Virginia Woolf wrote this essay just after women achieved the right to vote. Woolf brings up an interesting point that there has not been a female Shakespeare in British history, even though during the 18th century mass printing was available for the citizens of England for the first time . I believe with the addition of mass printing press available to the public, there should be a woman who ranks up there with Shakespeare. Her answer to this question is, even if there was a woman with the talent, women are educated differently. They are educated to become homemakers and proper wives.
Shakespeare's sister tried to follow in her brother's footsteps, but the problem at the time was women could not act in the plays. Women started to burn their work because it was looked down upon to write and be faced up to men's writing. That notion is just ludicrous and people believing this idea were bigger fools than the women they looked at negatively during the 19th century.
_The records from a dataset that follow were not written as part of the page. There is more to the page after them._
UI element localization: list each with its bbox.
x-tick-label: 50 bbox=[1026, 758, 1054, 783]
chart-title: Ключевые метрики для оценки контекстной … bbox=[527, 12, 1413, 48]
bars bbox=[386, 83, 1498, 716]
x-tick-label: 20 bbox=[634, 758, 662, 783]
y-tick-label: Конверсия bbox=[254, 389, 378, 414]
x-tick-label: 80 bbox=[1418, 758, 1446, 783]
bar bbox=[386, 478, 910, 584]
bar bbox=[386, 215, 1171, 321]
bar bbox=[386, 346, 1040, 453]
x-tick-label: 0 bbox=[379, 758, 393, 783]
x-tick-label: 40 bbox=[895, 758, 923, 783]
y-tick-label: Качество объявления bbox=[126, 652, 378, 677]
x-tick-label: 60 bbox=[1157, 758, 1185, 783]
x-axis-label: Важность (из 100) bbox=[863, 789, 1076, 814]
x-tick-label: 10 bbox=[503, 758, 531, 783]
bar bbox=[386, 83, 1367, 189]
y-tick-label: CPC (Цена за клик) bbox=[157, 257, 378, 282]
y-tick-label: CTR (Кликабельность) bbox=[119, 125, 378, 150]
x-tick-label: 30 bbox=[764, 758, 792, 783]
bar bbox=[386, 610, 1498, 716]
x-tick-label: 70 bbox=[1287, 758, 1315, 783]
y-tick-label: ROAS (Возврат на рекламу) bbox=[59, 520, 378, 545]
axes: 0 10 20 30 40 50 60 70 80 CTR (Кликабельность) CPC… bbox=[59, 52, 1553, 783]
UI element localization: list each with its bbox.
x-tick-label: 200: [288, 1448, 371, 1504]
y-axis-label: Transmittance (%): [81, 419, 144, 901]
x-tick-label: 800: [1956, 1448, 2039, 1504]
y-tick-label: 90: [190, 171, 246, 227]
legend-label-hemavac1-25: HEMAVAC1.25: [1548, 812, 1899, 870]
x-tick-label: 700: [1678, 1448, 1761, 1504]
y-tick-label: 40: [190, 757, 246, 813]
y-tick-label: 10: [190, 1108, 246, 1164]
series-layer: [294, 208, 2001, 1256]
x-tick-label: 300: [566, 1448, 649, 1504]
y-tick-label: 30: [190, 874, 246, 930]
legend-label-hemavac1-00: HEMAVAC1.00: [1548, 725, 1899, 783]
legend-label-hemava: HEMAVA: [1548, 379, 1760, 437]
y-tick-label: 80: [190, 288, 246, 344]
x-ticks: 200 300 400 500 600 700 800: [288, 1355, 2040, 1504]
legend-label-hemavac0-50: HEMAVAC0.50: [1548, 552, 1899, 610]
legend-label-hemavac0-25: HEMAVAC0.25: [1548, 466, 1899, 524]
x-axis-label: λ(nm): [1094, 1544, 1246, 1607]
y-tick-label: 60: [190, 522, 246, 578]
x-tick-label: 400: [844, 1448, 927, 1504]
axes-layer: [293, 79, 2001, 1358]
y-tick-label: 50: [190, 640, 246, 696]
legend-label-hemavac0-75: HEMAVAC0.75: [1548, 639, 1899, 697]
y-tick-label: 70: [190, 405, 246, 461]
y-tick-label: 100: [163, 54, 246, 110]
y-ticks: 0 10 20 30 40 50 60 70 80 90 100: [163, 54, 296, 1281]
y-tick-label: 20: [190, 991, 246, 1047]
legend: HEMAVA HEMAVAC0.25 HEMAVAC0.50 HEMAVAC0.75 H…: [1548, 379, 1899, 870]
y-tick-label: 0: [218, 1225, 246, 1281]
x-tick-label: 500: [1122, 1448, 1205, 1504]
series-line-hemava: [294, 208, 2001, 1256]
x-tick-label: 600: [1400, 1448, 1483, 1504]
The sad part about this essay was for me is I know men who believe women should stay at home and be a housewife. The question I ask is how sad is it that some men still think women should not work outside the house. Blasphemy is what I call it.
The room of my dreams to help create ideas is a room that is bounded by bookshelves on all sides. The bookshelves would contain a fiction section. The fiction bookshelf would hold volumes of literature from the European continent; including Shakespeare, John Donne, John Milton, Beowulf, Friedrich Schiller, Goethe, E.T.A Hoffman, Alexander Dumas, Edgar Allen Poe, and H.P Lovecraft.